La société [22] ne justifie pas, par les seuls éléments qu'elle produit à son dossier à hauteur d'appel, avoir mis en place tous les moyens d'évaluation et de prévention des risques professionnels, tant sur le plan collectif qu'individuel, pour protéger la santé des salariés travaillant sur le site, de sorte que ne démontrant pas la prise de mesures de prévention et de sécurité pertinentes en adéquation avec le risque lié à l'exposition à l'amiante et ne démontrant pas davantage l'existence d'une cause étrangère revêtant les caractéristiques de la force majeure, la société [22] ne peut être exonérée de sa responsabilité.
Au vu de ce qui précède, compte tenu notamment de la nature des fonctions de l'intéressée et des circonstances particulières de leur exercice, la cour est en mesure d'évaluer à 2 000 euros la somme que la société [22] doit payer à la salariée à titre de dommages-intérêts en indemnisation de son préjudice spécifique d'anxiété, réparant l'ensemble des troubles psychologiques, y compris les troubles liés au bouleversement dans les conditions d'existence.
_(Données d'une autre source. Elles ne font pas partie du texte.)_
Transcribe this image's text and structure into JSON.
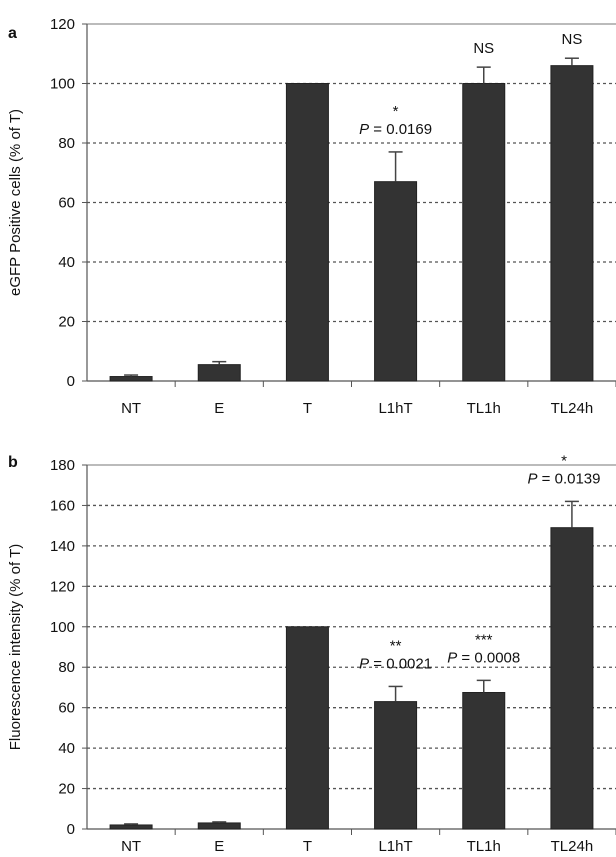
{
  "chart_data": [
    {
      "panel_label": "a",
      "type": "bar",
      "ylabel": "eGFP Positive cells (% of T)",
      "ylim": [
        0,
        120
      ],
      "yticks": [
        0,
        20,
        40,
        60,
        80,
        100,
        120
      ],
      "grid": "dashed horizontal",
      "categories": [
        "NT",
        "E",
        "T",
        "L1hT",
        "TL1h",
        "TL24h"
      ],
      "values": [
        1.5,
        5.5,
        100,
        67,
        100,
        106
      ],
      "errors": [
        0.5,
        1,
        0,
        10,
        5.5,
        2.5
      ],
      "annotations": [
        {
          "category": "L1hT",
          "stars": "*",
          "p_label": "P",
          "p_value": " = 0.0169"
        },
        {
          "category": "TL1h",
          "text": "NS"
        },
        {
          "category": "TL24h",
          "text": "NS"
        }
      ]
    },
    {
      "panel_label": "b",
      "type": "bar",
      "ylabel": "Fluorescence intensity (% of T)",
      "ylim": [
        0,
        180
      ],
      "yticks": [
        0,
        20,
        40,
        60,
        80,
        100,
        120,
        140,
        160,
        180
      ],
      "grid": "dashed horizontal",
      "categories": [
        "NT",
        "E",
        "T",
        "L1hT",
        "TL1h",
        "TL24h"
      ],
      "values": [
        2,
        3,
        100,
        63,
        67.5,
        149
      ],
      "errors": [
        0.5,
        0.5,
        0,
        7.5,
        6,
        13
      ],
      "annotations": [
        {
          "category": "L1hT",
          "stars": "**",
          "p_label": "P",
          "p_value": " = 0.0021"
        },
        {
          "category": "TL1h",
          "stars": "***",
          "p_label": "P",
          "p_value": " = 0.0008"
        },
        {
          "category": "TL24h",
          "stars": "*",
          "p_label": "P",
          "p_value": " = 0.0139"
        }
      ]
    }
  ]
}
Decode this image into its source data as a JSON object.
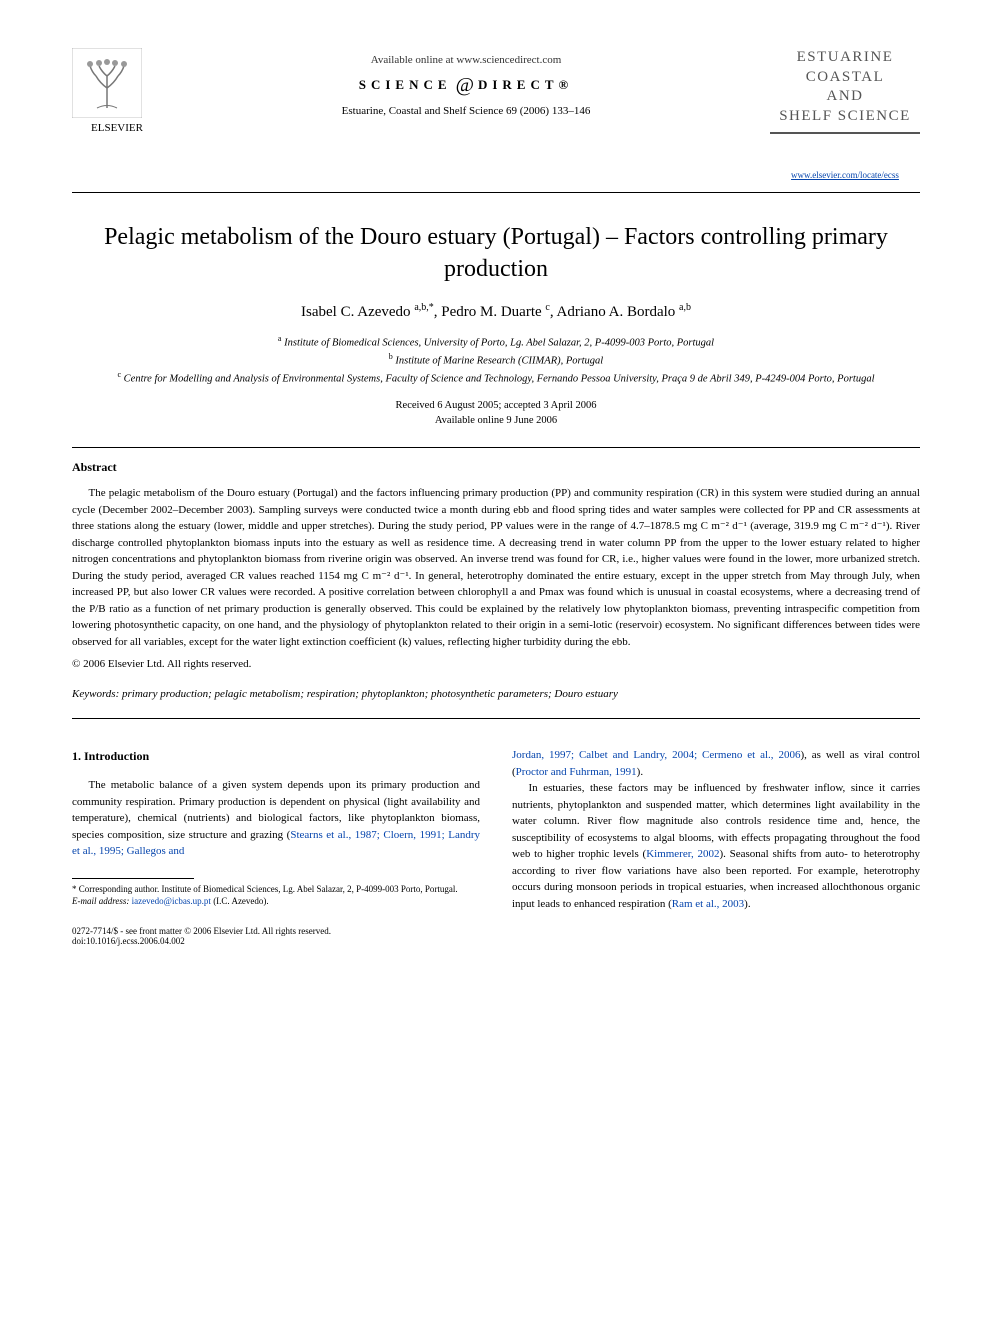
{
  "header": {
    "available_online": "Available online at www.sciencedirect.com",
    "sd_left": "SCIENCE",
    "sd_right": "DIRECT®",
    "journal_ref": "Estuarine, Coastal and Shelf Science 69 (2006) 133–146",
    "publisher_name": "ELSEVIER",
    "journal_logo_line1": "ESTUARINE",
    "journal_logo_line2": "COASTAL",
    "journal_logo_and": "AND",
    "journal_logo_line3": "SHELF SCIENCE",
    "journal_url": "www.elsevier.com/locate/ecss"
  },
  "article": {
    "title": "Pelagic metabolism of the Douro estuary (Portugal) – Factors controlling primary production",
    "authors_html": "Isabel C. Azevedo <sup>a,b,*</sup>, Pedro M. Duarte <sup>c</sup>, Adriano A. Bordalo <sup>a,b</sup>",
    "affiliations": {
      "a": "Institute of Biomedical Sciences, University of Porto, Lg. Abel Salazar, 2, P-4099-003 Porto, Portugal",
      "b": "Institute of Marine Research (CIIMAR), Portugal",
      "c": "Centre for Modelling and Analysis of Environmental Systems, Faculty of Science and Technology, Fernando Pessoa University, Praça 9 de Abril 349, P-4249-004 Porto, Portugal"
    },
    "dates": {
      "received_accepted": "Received 6 August 2005; accepted 3 April 2006",
      "online": "Available online 9 June 2006"
    }
  },
  "abstract": {
    "heading": "Abstract",
    "text": "The pelagic metabolism of the Douro estuary (Portugal) and the factors influencing primary production (PP) and community respiration (CR) in this system were studied during an annual cycle (December 2002–December 2003). Sampling surveys were conducted twice a month during ebb and flood spring tides and water samples were collected for PP and CR assessments at three stations along the estuary (lower, middle and upper stretches). During the study period, PP values were in the range of 4.7–1878.5 mg C m⁻² d⁻¹ (average, 319.9 mg C m⁻² d⁻¹). River discharge controlled phytoplankton biomass inputs into the estuary as well as residence time. A decreasing trend in water column PP from the upper to the lower estuary related to higher nitrogen concentrations and phytoplankton biomass from riverine origin was observed. An inverse trend was found for CR, i.e., higher values were found in the lower, more urbanized stretch. During the study period, averaged CR values reached 1154 mg C m⁻² d⁻¹. In general, heterotrophy dominated the entire estuary, except in the upper stretch from May through July, when increased PP, but also lower CR values were recorded. A positive correlation between chlorophyll a and Pmax was found which is unusual in coastal ecosystems, where a decreasing trend of the P/B ratio as a function of net primary production is generally observed. This could be explained by the relatively low phytoplankton biomass, preventing intraspecific competition from lowering photosynthetic capacity, on one hand, and the physiology of phytoplankton related to their origin in a semi-lotic (reservoir) ecosystem. No significant differences between tides were observed for all variables, except for the water light extinction coefficient (k) values, reflecting higher turbidity during the ebb.",
    "copyright": "© 2006 Elsevier Ltd. All rights reserved."
  },
  "keywords": {
    "label": "Keywords:",
    "text": "primary production; pelagic metabolism; respiration; phytoplankton; photosynthetic parameters; Douro estuary"
  },
  "introduction": {
    "heading": "1. Introduction",
    "col1_p1_a": "The metabolic balance of a given system depends upon its primary production and community respiration. Primary production is dependent on physical (light availability and temperature), chemical (nutrients) and biological factors, like phytoplankton biomass, species composition, size structure and grazing (",
    "col1_p1_link": "Stearns et al., 1987; Cloern, 1991; Landry et al., 1995; Gallegos and",
    "col2_p1_link": "Jordan, 1997; Calbet and Landry, 2004; Cermeno et al., 2006",
    "col2_p1_a": "), as well as viral control (",
    "col2_p1_link2": "Proctor and Fuhrman, 1991",
    "col2_p1_b": ").",
    "col2_p2_a": "In estuaries, these factors may be influenced by freshwater inflow, since it carries nutrients, phytoplankton and suspended matter, which determines light availability in the water column. River flow magnitude also controls residence time and, hence, the susceptibility of ecosystems to algal blooms, with effects propagating throughout the food web to higher trophic levels (",
    "col2_p2_link1": "Kimmerer, 2002",
    "col2_p2_b": "). Seasonal shifts from auto- to heterotrophy according to river flow variations have also been reported. For example, heterotrophy occurs during monsoon periods in tropical estuaries, when increased allochthonous organic input leads to enhanced respiration (",
    "col2_p2_link2": "Ram et al., 2003",
    "col2_p2_c": ")."
  },
  "footnote": {
    "corresponding": "* Corresponding author. Institute of Biomedical Sciences, Lg. Abel Salazar, 2, P-4099-003 Porto, Portugal.",
    "email_label": "E-mail address:",
    "email": "iazevedo@icbas.up.pt",
    "email_after": "(I.C. Azevedo)."
  },
  "footer": {
    "issn_line": "0272-7714/$ - see front matter © 2006 Elsevier Ltd. All rights reserved.",
    "doi": "doi:10.1016/j.ecss.2006.04.002"
  },
  "colors": {
    "text": "#000000",
    "link": "#0645ad",
    "logo_gray": "#555555",
    "background": "#ffffff"
  },
  "typography": {
    "body_family": "Georgia, 'Times New Roman', serif",
    "title_size_pt": 24,
    "author_size_pt": 15,
    "body_size_pt": 11,
    "footnote_size_pt": 9
  }
}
Le jugement est réformé en ce sens.
Sur les demandes accessoires
Compte tenu de l'issue du litige, il y a lieu d'infirmer le jugement entrepris en ses dispositions relatives à la charge des dépens et de le confirmer en ce qu'il a rejeté la demande des intimées au titre de l'article 700 du code de procédure civile.
Pour le même motif, les dépens de première instance et d'appel sont mis à la charge de la société [22], dernier employeur, dont la demande au titre des frais irrépétibles est rejetée et qui devra payer à la salariée la somme de 800 euros au titre de l'article 700 du code de procédure civile.
Les sociétés [15], [18], [19] et [21] sont déboutées de leur demande sur le même fondement.
PAR CES MOTIFS
La cour,
Statuant par arrêt contradictoire, mis à disposition au greffe et dernier ressort,
ORDONNE la révocation de l'ordonnance de clôture et prononce la clôture au 8 septembre 2022,
INFIRME le jugement en ce qu'il a déclaré irrecevables les demandes de Mme [V] et en ce qu'il l'a condamnée aux dépens,
LE CONFIRME en ses autres dispositions,
Et statuant à nouveau des chefs de dispositifs infirmés et y ajoutant,
DÉCLARE recevables les demandes de Mme [V],
CONDAMNE la société [22] à verser à Mme [O] [V] la somme de 2 000 euros à titre de dommages-intérêts en réparation du préjudice d'anxiété,
REJETTE les demandes des sociétés [22], [15], [18], [19] et [21] au titre de l'article 700 du code de procédure civile,
CONDAMNE la société [22] à verser à Mme [O] [V] la somme de 800 euros par application de l'article 700 du code de procédure civile,
CONDAMNE la société [22] aux dépens de première instance et d'appel.